If you’re staying at San Carlos it’s 24 km from the settlement to the point at which you leave the road.

The Route

Mt Usborne Canterra Saddle
Usborne Canterra Saddle

From the point at which you leave the San Carlos road walk 10 km NE aiming for the broad saddle between Mt Usborne and Canterra Mountain to the NW. If you’re using a GPS aim for S51 41.425 W58 51.249. Follow 4WD vehicle tracks where you can, otherwise make your best route to the point indicated.

Canterra Mountain Canterra Mountain
Approaching Mt Usborne Summit Plateau Approaching summit plateau
Mt Usborne Summit Mt Usborne summit
Mt Usborne Summit View West Mt Usborne summit view west

From the Usborne/Canterra saddle turn right (east) and head up boggy ground at first, then more steeply through loose quartzite boulders and finally onto the broad, featureless summit plateau. Once on flat ground, walk 400-500 metres ENE to the large summit cairn. There is also a register to sign if you can find it. Unfortunately we couldn’t – it was buried in snow.

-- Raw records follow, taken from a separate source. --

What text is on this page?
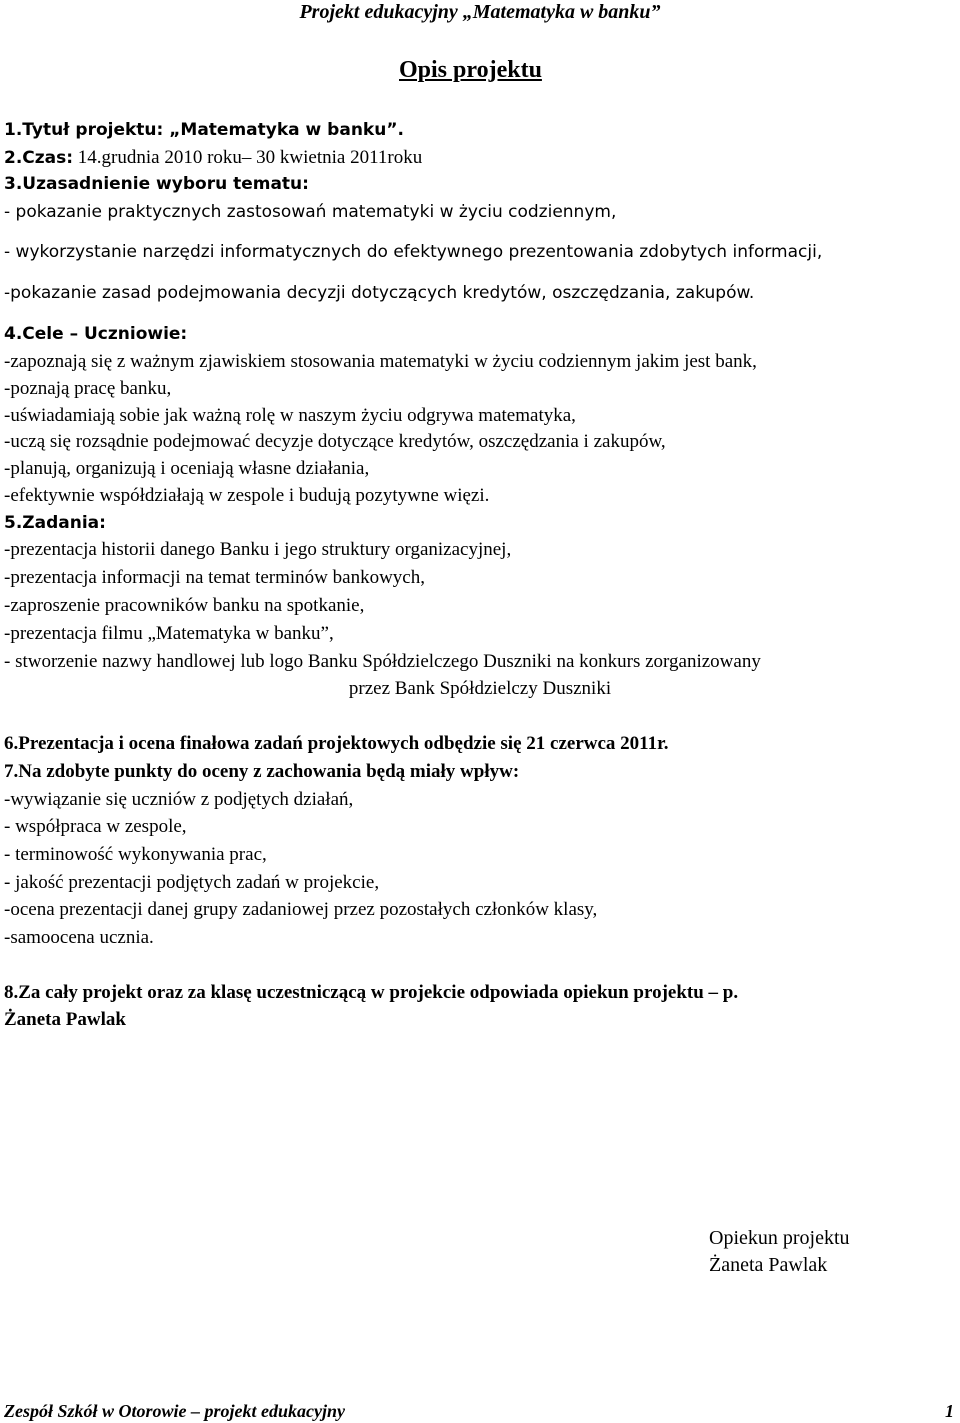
Projekt edukacyjny „Matematyka w banku”
Opis projektu
1.Tytuł projektu: „Matematyka w banku”.
2.Czas: 14.grudnia 2010 roku– 30 kwietnia 2011roku
3.Uzasadnienie wyboru tematu:
- pokazanie praktycznych zastosowań matematyki w życiu codziennym,
- wykorzystanie narzędzi informatycznych do efektywnego prezentowania zdobytych informacji,
-pokazanie zasad podejmowania decyzji dotyczących kredytów, oszczędzania, zakupów.
4.Cele – Uczniowie:
-zapoznają się z ważnym zjawiskiem stosowania matematyki w życiu codziennym jakim jest bank,
-poznają pracę banku,
-uświadamiają sobie jak ważną rolę w naszym życiu odgrywa matematyka,
-uczą się rozsądnie podejmować decyzje dotyczące kredytów, oszczędzania i zakupów,
-planują, organizują i oceniają własne działania,
-efektywnie współdziałają w zespole i budują pozytywne więzi.
5.Zadania:
-prezentacja historii danego Banku i jego struktury organizacyjnej,
-prezentacja informacji na temat terminów bankowych,
-zaproszenie pracowników banku na spotkanie,
-prezentacja filmu „Matematyka w banku”,
- stworzenie nazwy handlowej lub logo Banku Spółdzielczego Duszniki na konkurs zorganizowany
przez Bank Spółdzielczy Duszniki
6.Prezentacja i ocena finałowa zadań projektowych odbędzie się 21 czerwca 2011r.
7.Na zdobyte punkty do oceny z zachowania będą miały wpływ:
-wywiązanie się uczniów z podjętych działań,
- współpraca w zespole,
- terminowość wykonywania prac,
- jakość prezentacji podjętych zadań w projekcie,
-ocena prezentacji danej grupy zadaniowej przez pozostałych członków klasy,
-samoocena ucznia.
8.Za cały projekt oraz za klasę uczestniczącą w projekcie odpowiada opiekun projektu – p.
Żaneta Pawlak
Opiekun projektu
Żaneta Pawlak
Zespół Szkół w Otorowie – projekt edukacyjny	1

Descend the same way you went up.

The rather tedious approach hike can be shortened if you have access to an off-road vehicle and have the necessary skills to operate it. Ask your tour operator or, if you’re staying at San Carlos or Darwin ask the folk there for advice. If a few quid saves 10-15 km of unnecessary walking, especially in bad weather, I’d consider this a good investment.

Red Tape

All land in the Falklands is privately owned. Any activities you undertake must be with the permission of the local landowner. Check with whoever you’re staying with in San Carlos, Darwin or Stanley regarding access permission.

Close all gates and don’t disturb the sheep.


In Stanley itself you will find the whole range of accommodation options from comfortable hotels to well appointed B & B’s. Use this Falklands Tourist Board link. to start your search.

Closer to the start point of the hike you will find excellent lodge-style accommodation at Darwin House. Telephone +(500) 31313, email or a self catered cottage on the grounds of Kingsford Valley Farm in San Carlos itself. Telephone +(500) 32233, email

I would imagine that camping would be allowed by any cooperating landowner in San Carlos or Darwin but you should check ahead first.